PRESIDENT Hage Geingob said that the “future is bleak” due to the impact of climate change, which is why Namibia is trying to find new ways to cooperate with other countries to address the challenge.
Geingob said this during a courtesy call with a German business delegation. The delegation – which Geingob described as “the biggest German delegation” that he has ever seen – was led by Robert Habeck, Germany’s Vice Chancellor and Minister for Economic Affairs and Climate Action.
During the visit, discussions around the intentions and progress of the proposed Namibia-Germany green hydrogen project took focus. According to Habeck, tangible developments have been made with regards to the project, and the courtesy visit with President Geingob is a representation of Germany’s commitment to the project.
“Now things are getting concrete and the visit of me and the delegation is a commitment that we want to have and make the projects happen in Namibia,” Habeck said.
Habeck recalled that Namibia and Germany’s ambitions to collaborate on green hydrogen projects started in Davos earlier this year, when Namibia and Germany signed a Memorandum of Understanding (MoU) that focused on clean, green energy. This MoU, he explained, does not only aim for the production of cheap, reliable energy for the utilisation of Namibians, but also touches on the interest of energy exports from Namibia to other countries such as Germany.
“In Davos, we discussed a lot of things. In the centre of our discussion was energy: clean energy, green energy for Namibia. For your country having the people have a reliable and cheap energy system, but also in the interest of exports from Namibia, maybe to Germany as well,” Habeck explained.

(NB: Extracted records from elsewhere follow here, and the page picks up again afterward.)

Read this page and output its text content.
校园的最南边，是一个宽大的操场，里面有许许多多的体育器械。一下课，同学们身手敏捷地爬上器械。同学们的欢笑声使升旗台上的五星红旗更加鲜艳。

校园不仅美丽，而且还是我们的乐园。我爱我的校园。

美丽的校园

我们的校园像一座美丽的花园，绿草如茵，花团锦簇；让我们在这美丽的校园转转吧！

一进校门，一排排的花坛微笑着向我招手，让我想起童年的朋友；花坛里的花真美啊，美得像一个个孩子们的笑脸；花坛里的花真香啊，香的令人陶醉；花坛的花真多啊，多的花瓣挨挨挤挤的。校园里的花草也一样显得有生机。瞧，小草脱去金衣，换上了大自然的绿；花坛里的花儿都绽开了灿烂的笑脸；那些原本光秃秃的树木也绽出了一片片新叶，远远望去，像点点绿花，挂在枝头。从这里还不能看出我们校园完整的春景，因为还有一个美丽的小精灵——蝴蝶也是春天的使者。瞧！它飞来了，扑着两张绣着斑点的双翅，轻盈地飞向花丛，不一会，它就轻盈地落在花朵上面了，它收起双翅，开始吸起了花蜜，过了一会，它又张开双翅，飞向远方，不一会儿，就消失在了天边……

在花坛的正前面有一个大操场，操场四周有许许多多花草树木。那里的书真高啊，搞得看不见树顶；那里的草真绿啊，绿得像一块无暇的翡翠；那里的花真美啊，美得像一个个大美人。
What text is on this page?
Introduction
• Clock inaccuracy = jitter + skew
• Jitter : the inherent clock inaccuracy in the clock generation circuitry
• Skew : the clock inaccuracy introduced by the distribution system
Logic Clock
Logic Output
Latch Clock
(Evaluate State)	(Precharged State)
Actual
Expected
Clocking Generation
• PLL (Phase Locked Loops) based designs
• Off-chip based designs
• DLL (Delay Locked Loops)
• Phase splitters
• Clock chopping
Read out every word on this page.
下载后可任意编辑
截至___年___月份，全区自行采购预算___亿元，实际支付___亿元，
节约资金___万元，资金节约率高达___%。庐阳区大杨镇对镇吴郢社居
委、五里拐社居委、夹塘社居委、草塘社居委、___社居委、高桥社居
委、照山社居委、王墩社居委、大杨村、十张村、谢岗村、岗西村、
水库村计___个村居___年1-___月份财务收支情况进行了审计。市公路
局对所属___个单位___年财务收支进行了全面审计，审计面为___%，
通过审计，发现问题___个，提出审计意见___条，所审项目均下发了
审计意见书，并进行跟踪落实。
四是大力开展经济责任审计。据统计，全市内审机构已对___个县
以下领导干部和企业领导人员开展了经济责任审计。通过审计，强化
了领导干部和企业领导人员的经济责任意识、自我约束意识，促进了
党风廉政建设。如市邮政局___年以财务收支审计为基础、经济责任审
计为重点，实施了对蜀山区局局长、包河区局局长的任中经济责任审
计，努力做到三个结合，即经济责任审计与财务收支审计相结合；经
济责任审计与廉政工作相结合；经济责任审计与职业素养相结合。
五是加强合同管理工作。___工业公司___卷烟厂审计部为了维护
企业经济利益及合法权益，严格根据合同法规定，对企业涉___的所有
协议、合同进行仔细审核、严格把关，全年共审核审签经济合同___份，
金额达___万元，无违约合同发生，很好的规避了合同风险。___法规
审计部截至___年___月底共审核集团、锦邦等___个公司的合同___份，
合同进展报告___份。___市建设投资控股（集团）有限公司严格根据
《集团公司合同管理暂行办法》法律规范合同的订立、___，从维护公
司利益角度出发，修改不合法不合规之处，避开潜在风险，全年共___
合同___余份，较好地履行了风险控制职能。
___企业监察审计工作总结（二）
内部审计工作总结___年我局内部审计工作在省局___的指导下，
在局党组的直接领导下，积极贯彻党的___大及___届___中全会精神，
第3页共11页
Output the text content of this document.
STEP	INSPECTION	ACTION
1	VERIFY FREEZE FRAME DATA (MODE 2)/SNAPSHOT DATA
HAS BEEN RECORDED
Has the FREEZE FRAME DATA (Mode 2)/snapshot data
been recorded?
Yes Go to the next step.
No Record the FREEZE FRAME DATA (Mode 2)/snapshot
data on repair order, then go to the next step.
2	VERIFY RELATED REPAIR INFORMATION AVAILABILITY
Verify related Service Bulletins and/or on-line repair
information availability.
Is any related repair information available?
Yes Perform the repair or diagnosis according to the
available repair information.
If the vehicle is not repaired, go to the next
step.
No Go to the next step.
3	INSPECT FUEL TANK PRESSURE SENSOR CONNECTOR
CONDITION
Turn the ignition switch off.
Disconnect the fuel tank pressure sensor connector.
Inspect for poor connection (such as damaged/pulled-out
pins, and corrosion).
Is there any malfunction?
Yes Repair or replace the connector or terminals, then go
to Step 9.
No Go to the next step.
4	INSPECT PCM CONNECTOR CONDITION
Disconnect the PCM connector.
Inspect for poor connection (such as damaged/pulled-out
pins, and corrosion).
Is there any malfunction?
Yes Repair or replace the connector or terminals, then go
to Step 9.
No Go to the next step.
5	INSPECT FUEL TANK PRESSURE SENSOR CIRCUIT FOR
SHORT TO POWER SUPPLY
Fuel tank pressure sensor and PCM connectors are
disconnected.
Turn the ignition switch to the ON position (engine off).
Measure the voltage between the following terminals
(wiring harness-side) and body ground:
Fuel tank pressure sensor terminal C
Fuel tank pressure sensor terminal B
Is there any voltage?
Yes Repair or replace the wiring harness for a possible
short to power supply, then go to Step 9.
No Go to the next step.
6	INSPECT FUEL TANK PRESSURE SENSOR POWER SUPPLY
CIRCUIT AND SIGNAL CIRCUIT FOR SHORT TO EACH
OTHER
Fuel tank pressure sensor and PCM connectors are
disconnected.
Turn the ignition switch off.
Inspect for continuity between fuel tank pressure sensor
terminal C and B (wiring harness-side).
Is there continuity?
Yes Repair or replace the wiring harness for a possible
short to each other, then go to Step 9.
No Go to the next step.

The visit also witnessed the signing of a Memorandum of Agreement (MoA) between Habeck and the Minister of Mines and Energy, Tom Alweendo. This MoA is intended to create a conducive business environment for the green hydrogen sector in the two countries.
Geingob said that he is “very optimistic” about the green hydrogen project, adding that the two countries are trying to find ways to tackle climate change, while also doing business.